Every Linux tutorial I've ever read tells you about a command. None of them
hand you a real, broken box and say "fix it." So I built one that does:
tmpfs.tech — hands-on Linux & open-source challenges
that run on a live, throwaway VM you actually control, right in your browser.
How it works
- Pick a challenge → you get a real Linux session in an in-browser terminal.
- The task is a genuine scenario, not a quiz: repair broken nginx, write an nftables ruleset, debug a failing systemd unit, fix a storage mount, eradicate cron-based persistence after a breach.
- The VM is ephemeral — spun up just for you, torn down when you finish. Nothing touches your own machine.
- Your work is graded automatically against the actual system state, so a pass means you really fixed it.
What's in it
720 challenges across 16 tracks — General Linux, Networking, Firewall, systemd,
Security & TLS, Web & Deploy, Bash & Scripting, Text Processing, Storage & Disk,
Kubernetes — plus two wargame tracks:
- Offensive Lab — local privilege-escalation CTF (capture a root-only flag via SUID/sudo/passwd misconfigs).
-
Defense & IR — evict rogue UID-0 accounts, kill systemd/cron persistence,
and attribute a breach straight from
auth.log.
A few things I'm proud of
- Zero signup to start. Guest play works the moment you land.
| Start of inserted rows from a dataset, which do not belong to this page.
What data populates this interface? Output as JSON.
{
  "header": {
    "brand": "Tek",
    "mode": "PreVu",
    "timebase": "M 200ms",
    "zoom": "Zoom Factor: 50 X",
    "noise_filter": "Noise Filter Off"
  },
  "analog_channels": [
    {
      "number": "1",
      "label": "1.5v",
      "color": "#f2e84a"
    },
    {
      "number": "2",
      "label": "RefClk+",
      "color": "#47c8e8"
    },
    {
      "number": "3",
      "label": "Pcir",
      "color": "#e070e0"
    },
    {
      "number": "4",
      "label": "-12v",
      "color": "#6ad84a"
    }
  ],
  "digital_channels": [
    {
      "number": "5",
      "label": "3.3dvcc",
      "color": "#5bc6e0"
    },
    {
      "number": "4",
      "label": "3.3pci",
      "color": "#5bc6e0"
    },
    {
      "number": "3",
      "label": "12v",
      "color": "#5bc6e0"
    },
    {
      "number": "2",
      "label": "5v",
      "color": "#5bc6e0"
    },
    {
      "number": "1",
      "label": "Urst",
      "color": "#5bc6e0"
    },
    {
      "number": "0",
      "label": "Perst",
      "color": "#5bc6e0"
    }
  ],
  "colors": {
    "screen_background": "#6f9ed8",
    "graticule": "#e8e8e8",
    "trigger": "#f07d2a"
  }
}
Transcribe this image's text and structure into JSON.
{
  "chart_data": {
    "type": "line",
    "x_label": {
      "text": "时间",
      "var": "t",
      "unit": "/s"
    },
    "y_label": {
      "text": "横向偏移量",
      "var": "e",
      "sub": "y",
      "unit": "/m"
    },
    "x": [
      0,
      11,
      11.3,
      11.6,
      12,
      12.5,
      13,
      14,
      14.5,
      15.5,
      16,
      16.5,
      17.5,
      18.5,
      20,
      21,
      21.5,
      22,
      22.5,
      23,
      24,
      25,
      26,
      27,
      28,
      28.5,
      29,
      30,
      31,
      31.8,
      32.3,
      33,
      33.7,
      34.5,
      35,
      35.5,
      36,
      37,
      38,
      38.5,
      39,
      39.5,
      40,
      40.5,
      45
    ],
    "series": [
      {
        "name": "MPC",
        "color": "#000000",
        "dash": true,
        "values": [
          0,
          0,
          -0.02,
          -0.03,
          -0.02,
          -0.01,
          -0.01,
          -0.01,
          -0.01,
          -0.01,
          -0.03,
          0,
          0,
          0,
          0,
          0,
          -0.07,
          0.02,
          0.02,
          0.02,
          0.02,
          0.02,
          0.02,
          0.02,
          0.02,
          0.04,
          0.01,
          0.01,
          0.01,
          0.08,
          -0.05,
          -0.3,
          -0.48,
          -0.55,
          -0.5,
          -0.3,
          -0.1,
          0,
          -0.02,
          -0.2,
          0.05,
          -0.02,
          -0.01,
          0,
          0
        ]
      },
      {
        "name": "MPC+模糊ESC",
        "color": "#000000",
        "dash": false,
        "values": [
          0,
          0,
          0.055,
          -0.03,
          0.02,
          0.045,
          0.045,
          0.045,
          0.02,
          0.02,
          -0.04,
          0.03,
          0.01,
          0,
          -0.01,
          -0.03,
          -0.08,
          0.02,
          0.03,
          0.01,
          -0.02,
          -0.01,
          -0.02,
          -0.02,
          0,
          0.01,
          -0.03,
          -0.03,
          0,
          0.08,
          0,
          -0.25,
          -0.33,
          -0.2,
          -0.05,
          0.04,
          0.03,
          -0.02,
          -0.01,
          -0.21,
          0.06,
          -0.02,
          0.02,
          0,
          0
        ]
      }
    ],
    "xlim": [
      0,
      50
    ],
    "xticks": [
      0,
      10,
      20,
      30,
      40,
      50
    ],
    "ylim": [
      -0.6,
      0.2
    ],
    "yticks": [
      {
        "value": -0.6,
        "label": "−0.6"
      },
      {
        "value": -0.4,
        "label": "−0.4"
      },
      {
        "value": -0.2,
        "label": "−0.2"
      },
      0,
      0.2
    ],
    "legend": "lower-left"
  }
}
- Truly isolated. Each session is its own VM, auto-reaped on idle so nothing runs away.
- A skill ladder, not a syllabus. A Glicko-2 rating tracks your level and recommends the next challenge by difficulty gap — closer to a puzzle feed than a fixed course.
I'd genuinely love feedback on the challenge design — which tracks feel right,
what's missing, and what you'd want to learn-by-breaking next.